Dopa-responsieve dystonie
Dit is een zeldzame vorm van dystonie die op jeugdige leeftijd begint, meestal in de benen. In de loop van de tijd komen daar ook tal van andere neurologische verschijnselen bij. Ook hier is er sprake van een dominante overerving met een verminderde penetrantie. Bij vrouwen komt het ziekmakende gen vaker tot expressie. Het gen is recent ontdekt en ligt op chromosoom nummer 14. Een verkeerd eiwitje in de volgorde van eiwitten van het DNA kan de aandoening reeds veroorzaken.
Lubag ziekte
Dit is een zeldzame vorm van dystonie die alleen op de Filippijnen voorkomt. Het is een gegeneraliseerde dystonie die alleen bij mannen voorkomt. Dit komt omdat het ziekmakende gen op het geslachtschromosoom ligt (X-linked).
Conclusies
De kennis over de genetica bij dystonie is in ontwikkeling. Van enkele zeldzame vormen van dystonie weten we inmiddels waar het ziekmakende gen gelokaliseerd is. Van nog slechts weinig aandoeningen kennen we de samenstelling van het gen dat verantwoordelijk is voor de aandoening. De genetische achtergrond van dystonie staat momenteel erg in de belangstelling. Het is
te verwachten dat in de nabije toekomst hierover steeds meer bekend wordt. Als we meer weten over de lokalisaties en samenstelling van de verschillende verantwoordelijke genen, zullen we hopelijk ook meer begrijpen van de mogelijke achterliggende oorzaken van dystonie.

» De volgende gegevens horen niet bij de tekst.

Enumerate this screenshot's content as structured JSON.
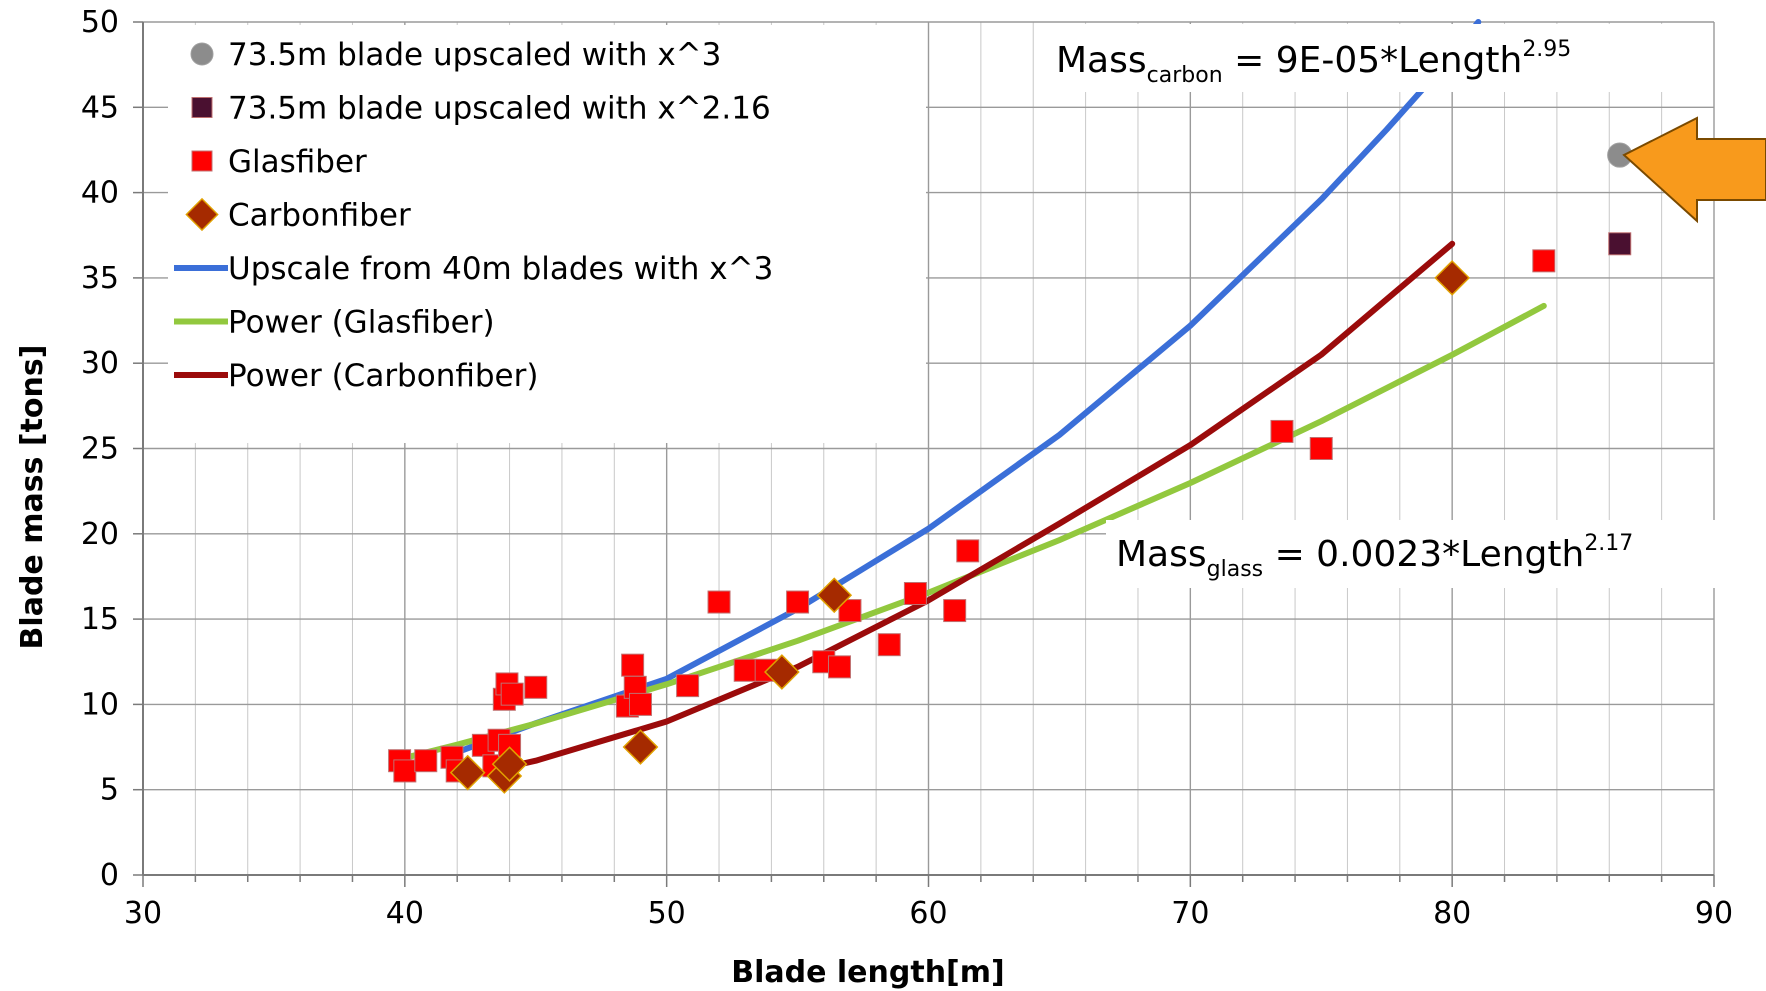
{
  "chart_data": {
    "type": "scatter",
    "xlabel": "Blade length[m]",
    "ylabel": "Blade mass [tons]",
    "xlim": [
      30,
      90
    ],
    "ylim": [
      0,
      50
    ],
    "x_ticks": [
      30,
      40,
      50,
      60,
      70,
      80,
      90
    ],
    "y_ticks": [
      0,
      5,
      10,
      15,
      20,
      25,
      30,
      35,
      40,
      45,
      50
    ],
    "grid": true,
    "legend_placement": "top-left",
    "series": [
      {
        "name": "73.5m blade upscaled with x^3",
        "kind": "points",
        "marker": "circle",
        "color": "#8c8c8c",
        "points": [
          [
            86.4,
            42.2
          ]
        ]
      },
      {
        "name": "73.5m blade upscaled with x^2.16",
        "kind": "points",
        "marker": "square",
        "color": "#4a1030",
        "points": [
          [
            86.4,
            37.0
          ]
        ]
      },
      {
        "name": "Glasfiber",
        "kind": "points",
        "marker": "square",
        "color": "#ff0000",
        "points": [
          [
            39.8,
            6.7
          ],
          [
            40.0,
            6.1
          ],
          [
            40.8,
            6.7
          ],
          [
            41.8,
            6.9
          ],
          [
            42.0,
            6.1
          ],
          [
            43.0,
            7.6
          ],
          [
            43.4,
            6.4
          ],
          [
            43.6,
            7.9
          ],
          [
            43.8,
            10.3
          ],
          [
            43.9,
            11.2
          ],
          [
            44.1,
            10.6
          ],
          [
            44.0,
            7.6
          ],
          [
            45.0,
            11.0
          ],
          [
            48.5,
            9.9
          ],
          [
            48.7,
            12.3
          ],
          [
            48.8,
            11.0
          ],
          [
            49.0,
            10.0
          ],
          [
            50.8,
            11.1
          ],
          [
            52.0,
            16.0
          ],
          [
            53.0,
            12.0
          ],
          [
            53.8,
            12.0
          ],
          [
            55.0,
            16.0
          ],
          [
            56.0,
            12.5
          ],
          [
            56.6,
            12.2
          ],
          [
            57.0,
            15.5
          ],
          [
            58.5,
            13.5
          ],
          [
            59.5,
            16.5
          ],
          [
            61.0,
            15.5
          ],
          [
            61.5,
            19.0
          ],
          [
            73.5,
            26.0
          ],
          [
            75.0,
            25.0
          ],
          [
            83.5,
            36.0
          ]
        ]
      },
      {
        "name": "Carbonfiber",
        "kind": "points",
        "marker": "diamond",
        "color": "#a52a00",
        "points": [
          [
            42.4,
            6.0
          ],
          [
            43.8,
            5.8
          ],
          [
            44.0,
            6.5
          ],
          [
            49.0,
            7.5
          ],
          [
            54.4,
            11.9
          ],
          [
            56.4,
            16.4
          ],
          [
            80.0,
            35.0
          ]
        ]
      },
      {
        "name": "Upscale from 40m blades with x^3",
        "kind": "line",
        "color": "#3b6fd8",
        "points": [
          [
            42.0,
            7.2
          ],
          [
            45.0,
            8.9
          ],
          [
            50.0,
            11.5
          ],
          [
            55.0,
            15.6
          ],
          [
            60.0,
            20.3
          ],
          [
            65.0,
            25.8
          ],
          [
            70.0,
            32.2
          ],
          [
            75.0,
            39.6
          ],
          [
            77.5,
            43.7
          ],
          [
            80.0,
            48.0
          ],
          [
            81.0,
            50.0
          ]
        ]
      },
      {
        "name": "Power (Glasfiber)",
        "kind": "line",
        "color": "#92c83e",
        "points": [
          [
            39.8,
            6.79
          ],
          [
            42.0,
            7.64
          ],
          [
            45.0,
            8.88
          ],
          [
            50.0,
            11.18
          ],
          [
            55.0,
            13.73
          ],
          [
            60.0,
            16.55
          ],
          [
            65.0,
            19.63
          ],
          [
            70.0,
            22.98
          ],
          [
            75.0,
            26.6
          ],
          [
            80.0,
            30.49
          ],
          [
            83.5,
            33.36
          ]
        ]
      },
      {
        "name": "Power (Carbonfiber)",
        "kind": "line",
        "color": "#9b0b0b",
        "points": [
          [
            42.4,
            5.8
          ],
          [
            45.0,
            6.7
          ],
          [
            50.0,
            9.0
          ],
          [
            55.0,
            12.2
          ],
          [
            60.0,
            16.1
          ],
          [
            65.0,
            20.6
          ],
          [
            70.0,
            25.2
          ],
          [
            75.0,
            30.5
          ],
          [
            80.0,
            37.0
          ]
        ]
      }
    ],
    "annotations": [
      {
        "base": "Mass",
        "sub": "carbon",
        "rest": " = 9E-05*Length",
        "sup": "2.95"
      },
      {
        "base": "Mass",
        "sub": "glass",
        "rest": " = 0.0023*Length",
        "sup": "2.17"
      }
    ],
    "arrow": {
      "color": "#f89a1c",
      "points_at": "73.5m blade upscaled with x^3"
    }
  }
}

Als duidelijk wordt wat er precies mis gaat met een patiënt die door een ziekmakend gen dystonie krijgt, kan vervolgens gezocht worden naar een gerichte therapie. Wellicht is dan zelfs genezing mogelijk. Zover is het echter nog niet. Bij de meeste vormen van dystonie is het voorspellen van de kans op dystonie bij kinderen, kleinkinderen en andere familieleden nog niet betrouwbaar mogelijk. Dat erfelijkheid een rol speelt bij dystonie is wel zeker. Wat die rol precies is zal in de toekomst ontrafeld moeten worden.